Outro rosto que chama atenção é o de Alexandra Masangkay, que compõe uma personagem enigmática, ligada à busca por alguém dentro do Poço. Ela retorna na continuação lançada em 2024, reforçando a sensação de que o filme não fecha tudo em uma única história, e que aquele mundo ainda guarda perguntas não respondidas.

A presença dela funciona como um lembrete constante de que, por trás da estrutura matemática do sistema, existem dramas pessoais esmagados pela lógica da prisão.
O que torna O Poço ainda mais incômodo é que a metáfora nunca é sutil. O filme esfrega na tela a desigualdade, o desperdício e a indiferença, sem tratar o espectador como alguém que precisa de explicações fofas.
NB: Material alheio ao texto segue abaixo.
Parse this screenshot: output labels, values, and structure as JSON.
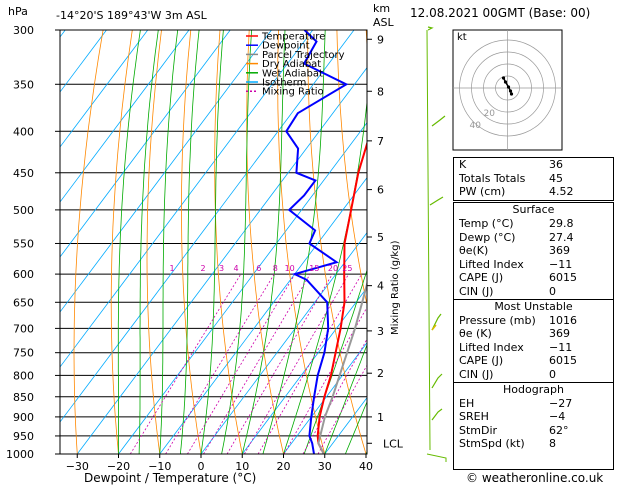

A cada descida da plataforma, o que se vê é uma radiografia cruel de como hierarquias criadas artificialmente viram justificativa para humilhar quem está abaixo. Quando alguém ousa pensar em “organizar” a comida para que todos tenham uma chance, a reação do sistema é imediata: violência, deboche, descrédito.
Assistir a O Poço é encarar uma pergunta desconfortável: em qual andar você se comportaria bem? No topo, desperdiçando o que não precisa? No meio, tentando equilibrar culpa e sobrevivência?
Ou lá embaixo, fazendo qualquer coisa para continuar vivo? É aí que o filme deixa sua marca existencial: ele não oferece resposta pronta, só coloca o espectador diante de um espelho deformado, mas reconhecível, em que a linha entre “eu nunca faria isso” e “eu talvez fizesse” começa a ficar perigosamente borrada.